Zniknięcie kosztuje… od kilku do kilkudziesięciu złotych
Jak zniknąć? To wbrew pozorom bardzo proste. Jeśli nie jest się poszukiwanym przestępcą, wystarczy kupić bilet do innego miasta czy kraju. Zuzanna Ziajko przyznaje, że pomimo rozwoju technologicznego, poszukiwania osoby zaginionej mogą trwać wiele lat. Czasem nawet nigdy się nie zakończyć.
- Dla przeciętnego, dorosłego człowieka, zniknąć jest niezwykle prosto. Jeśli osoba zastrzeże sobie, że nie chce kontaktu, to nawet jeśli wylegitymuje ją policja, może nie zgodzić się na ujawnienie - wyjaśnia Jarosław Rangotis z Biura Detektywistycznego "Detektyw".

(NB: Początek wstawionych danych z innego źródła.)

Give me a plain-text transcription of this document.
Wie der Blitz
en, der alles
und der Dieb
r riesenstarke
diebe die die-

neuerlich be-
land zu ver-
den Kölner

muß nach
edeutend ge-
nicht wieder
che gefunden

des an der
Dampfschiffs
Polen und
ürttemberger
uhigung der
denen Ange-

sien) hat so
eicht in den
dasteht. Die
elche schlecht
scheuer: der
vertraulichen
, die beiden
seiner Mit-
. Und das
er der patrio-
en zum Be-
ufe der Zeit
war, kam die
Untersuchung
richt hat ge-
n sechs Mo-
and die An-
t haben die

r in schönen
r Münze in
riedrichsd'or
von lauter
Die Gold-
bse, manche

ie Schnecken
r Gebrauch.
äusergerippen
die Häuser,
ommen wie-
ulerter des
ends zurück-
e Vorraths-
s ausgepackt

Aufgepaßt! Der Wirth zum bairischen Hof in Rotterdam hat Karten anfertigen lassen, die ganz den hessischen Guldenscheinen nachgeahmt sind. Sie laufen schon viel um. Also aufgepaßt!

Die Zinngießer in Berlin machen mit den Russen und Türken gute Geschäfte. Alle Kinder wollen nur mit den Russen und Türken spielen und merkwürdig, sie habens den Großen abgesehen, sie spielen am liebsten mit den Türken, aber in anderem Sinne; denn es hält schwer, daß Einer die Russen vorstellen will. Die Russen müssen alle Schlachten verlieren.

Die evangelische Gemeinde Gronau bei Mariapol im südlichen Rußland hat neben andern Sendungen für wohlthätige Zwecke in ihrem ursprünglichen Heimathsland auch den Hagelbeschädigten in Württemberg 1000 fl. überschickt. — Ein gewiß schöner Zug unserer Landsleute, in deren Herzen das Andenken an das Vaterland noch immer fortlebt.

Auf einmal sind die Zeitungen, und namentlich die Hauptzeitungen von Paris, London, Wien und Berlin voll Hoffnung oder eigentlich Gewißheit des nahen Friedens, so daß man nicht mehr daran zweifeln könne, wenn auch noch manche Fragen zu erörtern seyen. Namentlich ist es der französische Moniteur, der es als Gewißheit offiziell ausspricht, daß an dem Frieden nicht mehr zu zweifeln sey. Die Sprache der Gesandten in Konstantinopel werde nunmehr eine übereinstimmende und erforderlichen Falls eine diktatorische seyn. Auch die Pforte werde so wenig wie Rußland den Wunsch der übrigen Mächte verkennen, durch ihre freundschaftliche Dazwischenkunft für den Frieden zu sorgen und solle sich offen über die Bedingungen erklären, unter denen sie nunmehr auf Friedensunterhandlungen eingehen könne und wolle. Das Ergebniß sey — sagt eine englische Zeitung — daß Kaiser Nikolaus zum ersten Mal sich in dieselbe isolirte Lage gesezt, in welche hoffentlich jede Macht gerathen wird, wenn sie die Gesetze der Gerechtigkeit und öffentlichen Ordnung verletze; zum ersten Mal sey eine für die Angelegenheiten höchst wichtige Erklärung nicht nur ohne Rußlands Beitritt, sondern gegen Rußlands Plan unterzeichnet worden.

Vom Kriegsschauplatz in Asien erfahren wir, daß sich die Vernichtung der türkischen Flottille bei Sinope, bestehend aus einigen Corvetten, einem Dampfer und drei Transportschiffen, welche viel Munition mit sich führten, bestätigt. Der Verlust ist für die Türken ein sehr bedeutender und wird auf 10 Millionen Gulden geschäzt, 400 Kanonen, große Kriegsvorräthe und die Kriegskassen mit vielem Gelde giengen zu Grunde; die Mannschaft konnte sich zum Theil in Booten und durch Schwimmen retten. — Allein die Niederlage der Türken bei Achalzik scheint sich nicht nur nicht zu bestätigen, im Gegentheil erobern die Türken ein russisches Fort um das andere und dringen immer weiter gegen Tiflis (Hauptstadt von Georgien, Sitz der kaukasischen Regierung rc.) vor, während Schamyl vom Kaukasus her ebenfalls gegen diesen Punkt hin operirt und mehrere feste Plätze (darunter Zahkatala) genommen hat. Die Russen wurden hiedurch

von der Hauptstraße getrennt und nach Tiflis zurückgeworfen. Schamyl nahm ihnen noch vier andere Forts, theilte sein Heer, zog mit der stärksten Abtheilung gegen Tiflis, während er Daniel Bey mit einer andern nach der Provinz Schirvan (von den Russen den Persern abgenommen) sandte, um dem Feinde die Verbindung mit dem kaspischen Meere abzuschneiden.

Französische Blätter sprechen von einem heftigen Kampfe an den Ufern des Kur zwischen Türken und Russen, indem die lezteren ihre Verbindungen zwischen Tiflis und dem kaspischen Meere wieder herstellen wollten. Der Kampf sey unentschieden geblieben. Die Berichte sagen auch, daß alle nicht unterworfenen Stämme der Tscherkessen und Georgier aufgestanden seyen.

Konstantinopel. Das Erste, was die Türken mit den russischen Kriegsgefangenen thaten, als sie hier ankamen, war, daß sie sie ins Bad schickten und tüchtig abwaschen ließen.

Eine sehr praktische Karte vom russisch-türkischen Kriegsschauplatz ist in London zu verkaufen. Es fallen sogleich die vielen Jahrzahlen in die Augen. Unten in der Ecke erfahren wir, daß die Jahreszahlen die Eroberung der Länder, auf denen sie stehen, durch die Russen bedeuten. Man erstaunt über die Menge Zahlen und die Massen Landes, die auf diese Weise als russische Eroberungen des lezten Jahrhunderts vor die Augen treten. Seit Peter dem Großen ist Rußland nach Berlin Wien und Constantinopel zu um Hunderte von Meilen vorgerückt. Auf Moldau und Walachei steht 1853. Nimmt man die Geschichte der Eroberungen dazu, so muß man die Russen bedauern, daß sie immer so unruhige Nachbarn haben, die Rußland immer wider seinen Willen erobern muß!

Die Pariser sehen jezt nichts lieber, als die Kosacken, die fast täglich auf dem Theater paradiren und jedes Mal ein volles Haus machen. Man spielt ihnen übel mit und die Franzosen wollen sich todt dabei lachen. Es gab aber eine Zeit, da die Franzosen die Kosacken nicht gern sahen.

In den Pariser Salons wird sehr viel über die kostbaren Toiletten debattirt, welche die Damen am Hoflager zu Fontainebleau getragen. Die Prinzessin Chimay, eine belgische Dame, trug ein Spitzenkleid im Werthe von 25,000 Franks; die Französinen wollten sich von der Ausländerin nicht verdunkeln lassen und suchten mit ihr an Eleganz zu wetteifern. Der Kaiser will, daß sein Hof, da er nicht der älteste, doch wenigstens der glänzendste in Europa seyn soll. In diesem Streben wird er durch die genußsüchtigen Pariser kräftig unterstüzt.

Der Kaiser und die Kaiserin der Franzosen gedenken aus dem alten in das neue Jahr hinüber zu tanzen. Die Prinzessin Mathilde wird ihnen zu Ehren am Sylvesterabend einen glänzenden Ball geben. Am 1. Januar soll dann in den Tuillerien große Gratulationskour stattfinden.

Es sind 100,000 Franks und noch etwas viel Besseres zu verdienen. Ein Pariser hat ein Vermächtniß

Chcącym uciec może pomóc jeszcze zniesienie obowiązku meldunkowego. Ale i tak już teraz nie jest łatwo dotrzeć do większości baz, w których mogą znajdować się dane. - Jakieś ślady np. w ZUSie można znaleźć, ale to nie są rzeczy proste do wygrzebania - mówi nam detektyw. Dlatego poszukujący zaginionych na własną rękę, mają z tym tak duży problem.
Porzucenie życia, porzucenie twarzy
"Uciec" od dotychczasowego życia, można też bez zmiany miejsca zamieszkania. To, co znamy np. z filmów o gangsterach, czyli operacyjna zmiana wyglądu, rzeczywiście się zdarza. Jak powiedziała nam Eliza Kostrzyńska z Kliniki Chirurgii Plastycznej Doktora Andrzeja Sankowskiego rzadko, ale pojawiają się osoby, które chcą ukryć w ten sposób swoją tożsamość. - Oczywiście o większości przypadków personel nie wie, ze względu na tajemnicę lekarską. Zazwyczaj są to osoby z wiadomych przyczyn bardzo skryte - tłumaczy Kostrzyńska.
To jednak bardzo radykalna metoda, na którą niewielu zwykłych, uciekających od życia ludzi się decyduje. I niepotrzebna. Łatwo przecież zniknąć w tłumie lub zaszyć się np. w bieszczadzkich lasach.